Ты ему объяснишь пять раз, всякими способами и выражениями, что живешь в Уфе, что от Уфы до Москвы дальше, чем от Хургады до Порт-Саида. После этого он улыбнется, ласково и добродушно, и повторит свою первую фразу:
– Ну, так значит, ты в Москве живешь!
И что ты с ним после этого сделаешь?…
Гражданин мира
Из всех языков действительно хорошо я знаю только английский, поскольку учил его с 6 лет. Я много читал английской литературы в оригинале, спокойно и с удовольствием говорю. В общем, английский язык – в устной ли форме или на сайте Интернета, – никогда не кажется мне чем-то закрытым.
По-немецки я могу многое спросить, кое-что рассказать, более-менее прочитать текст и гораздо хуже понять на слух. Словарный запас мой скуден к тому же я практически не знаю грамматики, пользуясь готовыми моделями. Я не учился немецкому специально – он вошел в меня сам собой, когда в 83 году аспирантом я месяц провел в Дрездене. При ничтожном реальном знании языка результатом усиленного общения с настоящими немцами оказалось отличное произношение. Причем не какое-нибудь усредненное – а ужасный, чудовищный и выразительный нижнесаксонский акцент (который отличается от академического берлинского наречия примерно так же, как словесный понос выходцев из краснодарского края от размеренной речи вологжанина). Думаю, что даже если бы я теперь вздумал взяться за немецкий серьезно, то этот натуральный, глубоко въевшийся акцент уже невозможно было бы изжить. Зато даже в Германии меня принимали не за русского, а за венгра. А уж в иной стране при условии короткого разговора я без проблем могу закосить под немца; во всяком случае, египтяне не раз попадались на удочку. И даже спрашивали – из какого германского города я приехал. (Как ни странно, Германия, в отличие от России, состоит у них не из одного Берлина, а из множества разных городов.)

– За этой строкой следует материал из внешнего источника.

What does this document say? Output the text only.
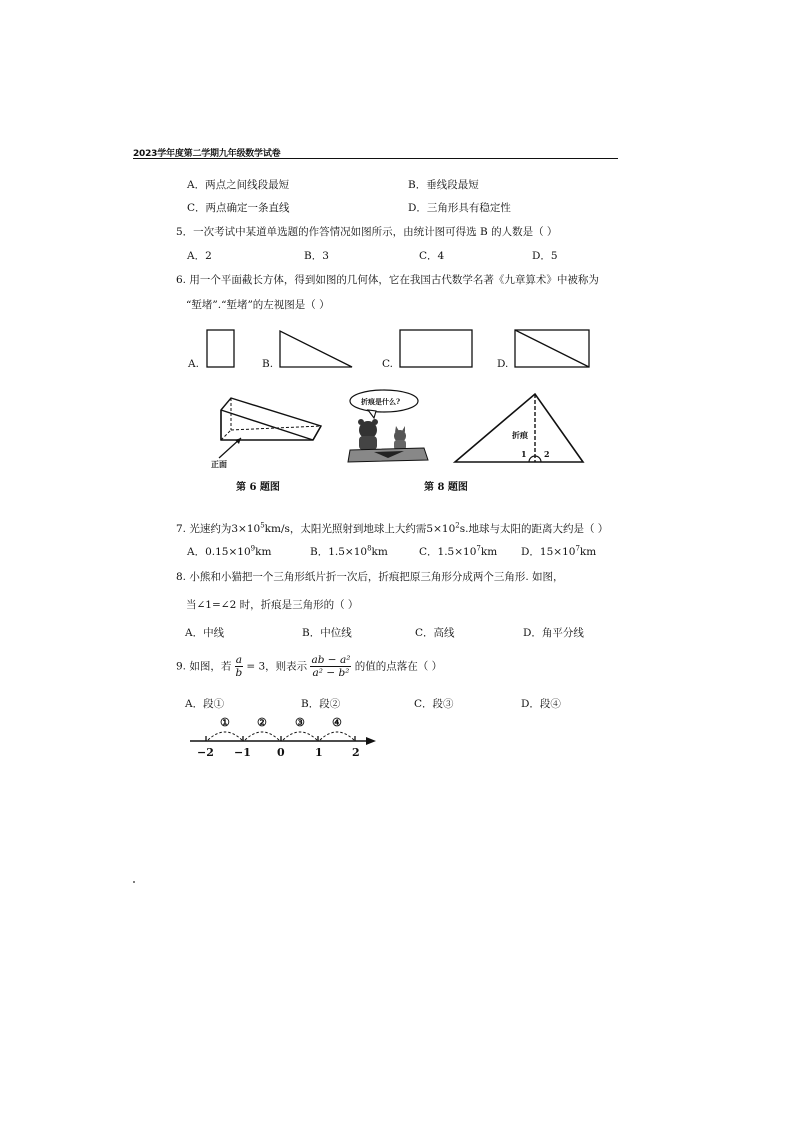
2023学年度第二学期九年级数学试卷
A．两点之间线段最短	B．垂线段最短
C．两点确定一条直线	D．三角形具有稳定性
5．一次考试中某道单选题的作答情况如图所示，由统计图可得选 B 的人数是（ ）
A．2	B．3	C．4	D．5
6. 用一个平面截长方体，得到如图的几何体，它在我国古代数学名著《九章算术》中被称为
“堑堵”.“堑堵”的左视图是（ ）
A.	B.	C.	D.
正面
第 6 题图
折痕是什么?
折痕
1 2
第 8 题图
7. 光速约为$3\times 10^5km/s$，太阳光照射到地球上大约需$5\times 10^2s$.地球与太阳的距离大约是（ ）
A．$0.15\times 10^9km$	B．$1.5\times 10^8km$	C．$1.5\times 10^7km$ D．$15\times 10^7km$
8. 小熊和小猫把一个三角形纸片折一次后，折痕把原三角形分成两个三角形. 如图，
当∠1=∠2 时，折痕是三角形的（ ）
A．中线	B．中位线	C．高线	D．角平分线
9. 如图，若 $\frac{a}{b} = 3$，则表示 $\frac{\text{ab − a²}}{\text{a² − b²}}$ 的值的点落在（ ）
A．段①	B．段②	C．段③	D．段④
① ②	③ ④
−2 −1 0	1	2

Собираясь в Египет, мы – просто так, для информации, поскольку жена тоже знает английский – поинтересовались в турфирме о языке, на котором нам придется общаться с туземцами. Нас уверили, что на русском, потому что отели Хургады обслуживают исключительно украинки и белоруски – беженки, вышедшие замуж за египетских арабов, но не нашедшие иной работы. Вероятно, милые девушки из фирмы просто перепутали страну. Поскольку, как я уже упоминал, в гостиницах Египта работают исключительно мужчины.

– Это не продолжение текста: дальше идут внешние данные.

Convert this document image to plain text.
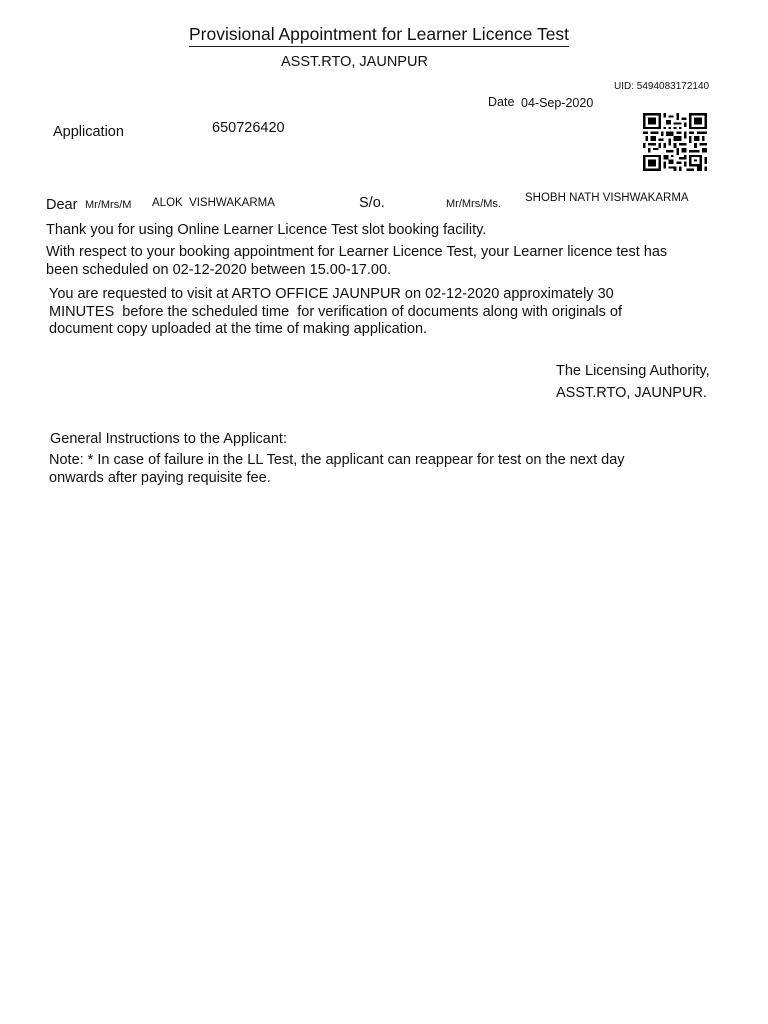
Provisional Appointment for Learner Licence Test
ASST.RTO, JAUNPUR
UID: 5494083172140
Date 04-Sep-2020
Application	650726420
Dear Mr/Mrs/M ALOK  VISHWAKARMA	S/o.	Mr/Mrs/Ms. SHOBH NATH VISHWAKARMA
Thank you for using Online Learner Licence Test slot booking facility.
With respect to your booking appointment for Learner Licence Test, your Learner licence test has
been scheduled on 02-12-2020 between 15.00-17.00.
You are requested to visit at ARTO OFFICE JAUNPUR on 02-12-2020 approximately 30
MINUTES  before the scheduled time  for verification of documents along with originals of
document copy uploaded at the time of making application.
The Licensing Authority,
ASST.RTO, JAUNPUR.
General Instructions to the Applicant:
Note: * In case of failure in the LL Test, the applicant can reappear for test on the next day
onwards after paying requisite fee.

Некоторые из них – наиболее продвинутые менеджеры или бармены – действительно могут сказать пару слов по-русски. Большинство кое-как умеет объясняться по-английски. И практически все, даже самые отсталые уборщики, понимают по-немецки.
В этом нет ничего странного: настоящих англичан или американцев я в тех краях не встречал; по-английски все туристы (в основном, мои соотечественники) говорят тоже кое-как. А вот немцев полным-полно – есть даже несколько отелей, заселенных, видимо по традиции, исключительно ими. Там и вывески все на немецком языке. Когда проходишь мимо, то кажется, будто попал в какую-то нереальную тропическую Германию.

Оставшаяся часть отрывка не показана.